Hay personajes que nunca terminan de pertenecer a una sola época. Permanecen suspendidos entre la historia y la imaginación, atravesando los siglos con la misma facilidad con la que un relato cambia cada vez que alguien vuelve a contarlo. Hécate es uno de ellos.

Durante mucho tiempo creí que era la diosa de las brujas. Al fin y al cabo, es así como suele aparecer hoy: rodeada de velas, llaves, lunas, antorchas y hechizos. Basta con buscar su nombre para encontrar miles de imágenes que la presentan como un símbolo de la magia femenina, de la intuición, de la independencia o del llamado «poder de la bruja».

Sin embargo, cuando uno se acerca a las fuentes griegas, descubre que esa no era exactamente la Hécate original.

En la Teogonía de Hesíodo aparece como una divinidad antiquísima, respetada incluso por Zeus después de la victoria de los olímpicos. No era únicamente una diosa de la noche ni de la magia. Protegía los caminos, presidía los partos, concedía prosperidad, acompañaba a los pescadores, a los jueces y a los guerreros. Su ámbito era mucho más amplio y mucho más difícil de definir.

Quizá esa dificultad sea precisamente lo que la hace tan fascinante.

Porque Hécate nunca ha sido una figura sencilla.

Con el paso de los siglos comenzó a asociarse a la noche, a los fantasmas, a los espíritus y a las prácticas mágicas. En los Papiros Mágicos Griegos aparece invocada en conjuros y rituales. Más tarde quedó vinculada a figuras como Medea o Circe, y poco a poco terminó convirtiéndose en la gran diosa de las hechiceras.

Pero esa transformación no solo habla de Hécate.

Habla también de nosotros.

Los mitos no permanecen vivos porque conserven intacto su significado original. Permanecen vivos porque cada época vuelve a leerlos desde sus propias preguntas.

La Hécate contemporánea no es exactamente la de la Grecia arcaica. Es la Hécate que nuestra época ha necesitado construir.

Y eso me parece infinitamente más interesante que discutir cuál de las dos es la «verdadera».

Algo parecido ocurre con la palabra bruja.

Hoy muchas mujeres la reivindican con orgullo. Se presentan como brujas para recuperar una identidad históricamente perseguida y para reivindicar el conocimiento intuitivo, el vínculo con la naturaleza o determinadas formas de espiritualidad.

Sin embargo, la historia es bastante más compleja.

Las mujeres acusadas de brujería no adoraban necesariamente a Hécate, ni formaban parte de una tradición uniforme.
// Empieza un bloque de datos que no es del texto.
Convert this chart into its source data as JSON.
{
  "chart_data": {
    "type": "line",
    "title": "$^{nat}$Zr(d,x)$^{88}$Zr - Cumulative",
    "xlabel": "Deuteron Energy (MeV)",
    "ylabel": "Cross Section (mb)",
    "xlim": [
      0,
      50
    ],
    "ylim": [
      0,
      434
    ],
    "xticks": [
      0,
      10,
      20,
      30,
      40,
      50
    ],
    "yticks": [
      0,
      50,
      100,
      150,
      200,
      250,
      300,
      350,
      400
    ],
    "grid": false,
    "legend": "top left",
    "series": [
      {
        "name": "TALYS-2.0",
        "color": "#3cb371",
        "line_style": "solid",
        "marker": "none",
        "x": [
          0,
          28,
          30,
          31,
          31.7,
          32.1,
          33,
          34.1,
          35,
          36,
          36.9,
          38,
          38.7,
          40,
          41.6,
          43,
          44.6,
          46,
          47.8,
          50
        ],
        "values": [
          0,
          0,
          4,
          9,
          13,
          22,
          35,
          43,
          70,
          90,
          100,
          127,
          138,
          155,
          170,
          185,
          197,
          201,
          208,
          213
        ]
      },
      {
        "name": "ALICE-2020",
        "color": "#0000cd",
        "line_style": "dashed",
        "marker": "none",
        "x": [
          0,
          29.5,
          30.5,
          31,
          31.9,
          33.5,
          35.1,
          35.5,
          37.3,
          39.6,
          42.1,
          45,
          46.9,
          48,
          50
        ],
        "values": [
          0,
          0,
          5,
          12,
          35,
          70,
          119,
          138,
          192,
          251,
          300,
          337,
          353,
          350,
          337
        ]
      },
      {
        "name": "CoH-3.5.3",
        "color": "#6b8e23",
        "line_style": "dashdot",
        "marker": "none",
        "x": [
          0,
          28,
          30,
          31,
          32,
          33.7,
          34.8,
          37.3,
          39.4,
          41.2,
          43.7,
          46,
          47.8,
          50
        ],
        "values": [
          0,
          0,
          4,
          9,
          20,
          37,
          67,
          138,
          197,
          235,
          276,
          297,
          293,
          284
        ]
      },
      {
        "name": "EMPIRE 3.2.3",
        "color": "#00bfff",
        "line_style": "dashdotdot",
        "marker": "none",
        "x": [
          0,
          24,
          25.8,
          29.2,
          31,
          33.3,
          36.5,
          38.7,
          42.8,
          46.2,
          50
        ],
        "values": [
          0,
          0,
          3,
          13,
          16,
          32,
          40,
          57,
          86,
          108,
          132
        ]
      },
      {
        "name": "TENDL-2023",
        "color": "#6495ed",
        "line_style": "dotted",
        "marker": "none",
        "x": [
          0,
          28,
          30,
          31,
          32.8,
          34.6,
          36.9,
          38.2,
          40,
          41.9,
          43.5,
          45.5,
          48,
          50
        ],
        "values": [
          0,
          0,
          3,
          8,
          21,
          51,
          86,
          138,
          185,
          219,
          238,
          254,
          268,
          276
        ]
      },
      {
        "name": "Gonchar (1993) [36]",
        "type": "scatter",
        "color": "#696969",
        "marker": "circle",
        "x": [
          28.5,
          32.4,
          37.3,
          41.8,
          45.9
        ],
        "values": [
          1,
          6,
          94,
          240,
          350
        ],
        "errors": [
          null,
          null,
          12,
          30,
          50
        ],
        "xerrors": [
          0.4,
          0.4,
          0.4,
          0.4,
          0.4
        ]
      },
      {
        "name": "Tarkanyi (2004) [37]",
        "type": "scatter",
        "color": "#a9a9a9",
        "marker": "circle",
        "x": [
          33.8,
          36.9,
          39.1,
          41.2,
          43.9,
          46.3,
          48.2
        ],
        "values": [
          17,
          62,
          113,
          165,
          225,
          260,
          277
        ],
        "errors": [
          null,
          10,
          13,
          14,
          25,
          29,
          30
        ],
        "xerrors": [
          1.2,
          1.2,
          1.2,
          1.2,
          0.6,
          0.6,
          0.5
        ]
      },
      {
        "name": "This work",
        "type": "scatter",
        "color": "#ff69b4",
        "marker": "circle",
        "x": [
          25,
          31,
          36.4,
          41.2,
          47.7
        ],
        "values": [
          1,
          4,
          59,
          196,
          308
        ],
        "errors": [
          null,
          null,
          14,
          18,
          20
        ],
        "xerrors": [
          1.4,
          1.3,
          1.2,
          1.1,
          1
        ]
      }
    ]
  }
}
Muchas eran curanderas, comadronas, herboristas o simplemente mujeres que ocupaban un lugar incómodo dentro de su comunidad. La imagen de la bruja que hoy habita nuestro imaginario es el resultado de siglos de transformaciones culturales, religiosas y literarias.

Quizá por eso me interesa tanto.

Porque nos recuerda que las palabras también tienen biografía.

Que una misma figura puede ser venerada, temida, demonizada y, siglos después, recuperada como emblema de libertad.

En los últimos años, Hécate se ha convertido además en un símbolo para muchas mujeres. No tanto porque represente una religión concreta, sino porque ofrece una imagen distinta de lo femenino.

No es la esposa de nadie.

No necesita legitimarse a través de una figura masculina.

No ocupa el centro del Olimpo ni parece buscarlo.

Habita los cruces de caminos.

Y tal vez por eso resulta tan fácil reconocerse en ella cuando una atraviesa una etapa de transformación.

Sin embargo, me interesa mantener cierta distancia frente a cualquier apropiación demasiado rápida del mito.

No necesito convertir a Hécate en un icono feminista para admirarla.

Ni tampoco afirmar que siempre fue aquello que hoy deseamos que represente.

Creo que podemos hacer algo mucho más interesante: escuchar lo que la historia tiene que decir y, al mismo tiempo, preguntarnos por qué seguimos regresando a ella.

Porque esa pregunta habla tanto de nosotros como de la propia diosa.

No me interesa Hécate porque crea en los hechizos.

Ni porque piense que las antiguas diosas esconden respuestas que el mundo moderno ha olvidado.

Me interesa porque demuestra que los símbolos nunca permanecen quietos.

Cada generación necesita inventar de nuevo sus propios mitos. Cambia sus significados, les hace nuevas preguntas, los adapta a sus miedos y a sus deseos.

Quizá por eso Hécate sigue caminando entre nosotros.

No como una reliquia del pasado, sino como una historia que continúa escribiéndose.

Y sospecho que ahí reside la verdadera magia de los mitos.

No en que nos revelen una verdad definitiva, sino en que, una y otra vez, nos obliguen a preguntarnos por qué seguimos necesitándolos.